`N_(2)` undergoes photochemical dissociation into one normal `N-`atom and one `N-`atom having `0.1eV`more energy than normal `N-`atom. The dissociation of `N_(2)` into two normal atom of `N` requires `289.5 KJ//mol` energy. The maximum wavelength effective for photochemical dissociation of `N_(2)` in `nm` is `P nm` (`1 eV = 96.5` KJ/mol). Find the value of `(P)/(100)`.

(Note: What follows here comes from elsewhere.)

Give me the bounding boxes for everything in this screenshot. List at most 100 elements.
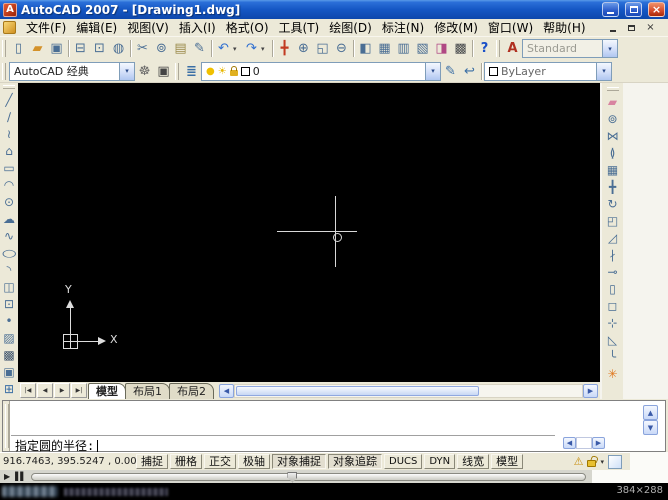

To solve the problem, we will follow these steps: ### Step 1: Convert the dissociation energy from kJ/mol to eV The dissociation energy for \( N_2 \) is given as \( 289.5 \, \text{kJ/mol} \). We need to convert this energy into electron volts (eV) using the conversion factor \( 1 \, \text{eV} = 96.5 \, \text{kJ/mol} \). \[ \text{Energy in eV} = \frac{289.5 \, \text{kJ/mol}}{96.5 \, \text{kJ/mol/eV}} = 3.0 \, \text{eV} \] ### Step 2: Account for the additional energy of the excited atom The problem states that one of the nitrogen atoms has an additional \( 0.1 \, \text{eV} \) of energy. Therefore, the total energy required for the dissociation of \( N_2 \) into two nitrogen atoms (one in the ground state and one in the excited state) is: \[ \text{Total energy} = 3.0 \, \text{eV} + 0.1 \, \text{eV} = 3.1 \, \text{eV} \] ### Step 3: Use the energy-wavelength relationship The energy of a photon is related to its wavelength by the equation: \[ E = \frac{hc}{\lambda} \] Where: - \( E \) is the energy in eV, - \( h \) is Planck's constant (\( 4.1357 \times 10^{-15} \, \text{eV s} \)), - \( c \) is the speed of light (\( 3 \times 10^8 \, \text{m/s} \)), - \( \lambda \) is the wavelength in meters. Rearranging this equation to solve for \( \lambda \): \[ \lambda = \frac{hc}{E} \] ### Step 4: Calculate the wavelength in nanometers Substituting the values into the equation, we first convert \( hc \) into eV·nm for convenience. The value of \( hc \) in eV·nm is approximately \( 1240 \, \text{eV·nm} \). Now substituting \( E = 3.1 \, \text{eV} \): \[ \lambda = \frac{1240 \, \text{eV·nm}}{3.1 \, \text{eV}} \approx 400 \, \text{nm} \] ### Step 5: Find the value of \( P/100 \) According to the problem, \( P \) is the wavelength in nanometers, which we found to be \( 400 \, \text{nm} \). Thus: \[ \frac{P}{100} = \frac{400}{100} = 4 \] ### Final Answer The value of \( \frac{P}{100} \) is \( 4 \). ---